Он едва не упал внутрь вместительной кабины, кашляя, брызгая слюной и утирая слезы с глаз. Едва он опомнился, двери лифта стали закрываться. Закрылись они гораздо быстрее, чем открывались, почти захлопнулись.

Дым в лифте походил на тяжелый смог. Когда его глаза приспособились видеть в этих условиях, хотя еще и несколько нечетко, он понял, что был не один.

Собственно говоря, лифт был забит людьми.

Он был забит людьми до отказа, и все они стояли спиной к нему.

И, как ни странно, все они, насколько он мог судить в полутьме, были одеты в такие же сине-полосатые пижамы, как у него.

Когда он несколько раз моргнул, чтобы видеть лучше, то понял, что одежда у них была оборванной и грязной, местами дырявой и болталась на их телах, как если бы была раза в три или четыре больше, чем нужно. А голубые полосы были темнее. И шире.

Хайм пытался подавить кашель, чтобы не привлекать к себе внимание, но не мог сдержаться.

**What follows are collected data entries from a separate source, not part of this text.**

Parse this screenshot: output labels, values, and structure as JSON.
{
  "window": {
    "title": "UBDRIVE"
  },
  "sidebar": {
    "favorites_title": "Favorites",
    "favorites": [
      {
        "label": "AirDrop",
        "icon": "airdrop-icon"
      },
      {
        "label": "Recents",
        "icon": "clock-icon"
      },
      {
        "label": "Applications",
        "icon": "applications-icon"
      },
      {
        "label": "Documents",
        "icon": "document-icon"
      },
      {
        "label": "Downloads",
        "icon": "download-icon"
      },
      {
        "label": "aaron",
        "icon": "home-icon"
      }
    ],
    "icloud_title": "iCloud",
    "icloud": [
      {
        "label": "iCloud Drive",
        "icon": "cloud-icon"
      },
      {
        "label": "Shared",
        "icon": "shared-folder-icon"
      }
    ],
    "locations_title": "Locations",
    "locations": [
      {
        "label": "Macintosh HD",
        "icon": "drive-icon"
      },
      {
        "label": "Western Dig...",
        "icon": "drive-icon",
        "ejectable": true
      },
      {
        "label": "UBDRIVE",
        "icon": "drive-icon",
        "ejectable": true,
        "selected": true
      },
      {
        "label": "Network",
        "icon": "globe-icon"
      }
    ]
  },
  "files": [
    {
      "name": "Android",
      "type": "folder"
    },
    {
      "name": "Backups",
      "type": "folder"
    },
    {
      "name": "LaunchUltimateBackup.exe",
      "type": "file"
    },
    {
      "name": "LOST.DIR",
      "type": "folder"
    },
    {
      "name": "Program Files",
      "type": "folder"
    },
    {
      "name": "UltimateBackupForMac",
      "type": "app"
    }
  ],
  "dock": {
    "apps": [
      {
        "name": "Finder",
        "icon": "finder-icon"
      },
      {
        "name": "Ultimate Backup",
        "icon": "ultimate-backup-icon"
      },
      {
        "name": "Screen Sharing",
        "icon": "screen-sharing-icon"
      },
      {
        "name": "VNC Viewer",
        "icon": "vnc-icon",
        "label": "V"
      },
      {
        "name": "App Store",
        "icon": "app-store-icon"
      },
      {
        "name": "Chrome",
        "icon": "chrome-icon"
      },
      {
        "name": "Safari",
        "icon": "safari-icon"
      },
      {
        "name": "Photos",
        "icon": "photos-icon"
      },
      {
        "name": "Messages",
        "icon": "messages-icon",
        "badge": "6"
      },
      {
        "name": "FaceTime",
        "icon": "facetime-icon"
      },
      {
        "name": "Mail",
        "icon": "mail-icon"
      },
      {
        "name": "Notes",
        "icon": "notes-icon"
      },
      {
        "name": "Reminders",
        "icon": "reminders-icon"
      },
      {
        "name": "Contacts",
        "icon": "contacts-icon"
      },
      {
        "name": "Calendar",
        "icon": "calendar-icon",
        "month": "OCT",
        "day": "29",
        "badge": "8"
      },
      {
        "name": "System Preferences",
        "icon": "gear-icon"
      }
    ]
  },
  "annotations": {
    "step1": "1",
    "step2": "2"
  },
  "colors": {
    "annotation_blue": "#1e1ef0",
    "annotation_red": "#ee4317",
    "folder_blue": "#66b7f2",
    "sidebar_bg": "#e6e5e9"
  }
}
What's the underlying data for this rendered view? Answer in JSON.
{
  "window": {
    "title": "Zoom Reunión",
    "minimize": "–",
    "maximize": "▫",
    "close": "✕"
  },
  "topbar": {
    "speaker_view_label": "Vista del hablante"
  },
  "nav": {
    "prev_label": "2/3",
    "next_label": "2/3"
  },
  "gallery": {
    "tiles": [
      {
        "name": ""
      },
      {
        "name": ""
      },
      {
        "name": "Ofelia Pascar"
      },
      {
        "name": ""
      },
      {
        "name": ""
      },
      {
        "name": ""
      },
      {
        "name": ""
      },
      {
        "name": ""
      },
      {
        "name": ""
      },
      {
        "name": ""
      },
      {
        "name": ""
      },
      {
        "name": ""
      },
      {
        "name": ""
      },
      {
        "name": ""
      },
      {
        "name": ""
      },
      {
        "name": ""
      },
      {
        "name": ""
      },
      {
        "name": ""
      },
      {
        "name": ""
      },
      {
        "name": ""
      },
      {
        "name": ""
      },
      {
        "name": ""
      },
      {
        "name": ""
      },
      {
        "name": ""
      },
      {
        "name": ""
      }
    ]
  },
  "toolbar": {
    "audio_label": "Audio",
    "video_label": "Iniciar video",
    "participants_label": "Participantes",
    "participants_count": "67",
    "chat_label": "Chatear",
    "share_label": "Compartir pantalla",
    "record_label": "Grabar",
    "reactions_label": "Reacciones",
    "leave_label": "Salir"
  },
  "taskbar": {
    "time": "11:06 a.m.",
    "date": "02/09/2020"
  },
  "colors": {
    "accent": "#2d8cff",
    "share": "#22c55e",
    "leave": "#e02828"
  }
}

В горле у него слишком першило, во рту было слишком сухо. За одним удушающим приступом кашля немедленно следовал другой, потом еще один. Зажимая рот рукой, он пытался заглушить кашель, но в пределах заполненного людьми cпускающегося лифта тот все равно звучал пронзительно. Он не мог вспомнить, нажимал ли он на кнопку первого этажа, когда вошел.

Наконец они стали поворачиваться к нему: изможденные лица, ввалившиеся одержимые глаза, скулы, торчащие над глубоко запавшими щеками, и челюсти, едва не пронзающие кожу. На одежде у них не было пуговиц, а материал был настолько изношенным и грубым, что он задался вопросом, как могли они выживать в таком холоде.

Ибо в лифте было очень, очень холодно, так что дым превратился в ледяной туман. Но никто из них, казалось, этого не замечал. Они просто взирали, как Ариберт Хайм, Доктор Смерть, смотрит на них и дрожит.

И не только от холода, но еще и потому, что даже после стольких лет он вспомнил некоторые из этих изможденных лиц с бритыми головами. Это галлюцинация, вот и все, сказал он себе; прошлое, вызванное к жизни его собственной паникой. Но теперь призраки, которых он, Ариберт Хайм, создал много лет назад, приближались к нему. И даже когда они набросились на него и начали раздирать ему лицо, он все еще верил, что они только плод его воображения. Духов умерших не существует. Несмотря на то что они топтали его и били, сорвали с него одежду и, взломав костлявыми пальцами грудную клетку, вытащили его еще бившееся сердце, он знал, он знал, без тени сомнения, что все это нереально, это галлюцинация, невозможная, чтобы быть правдой.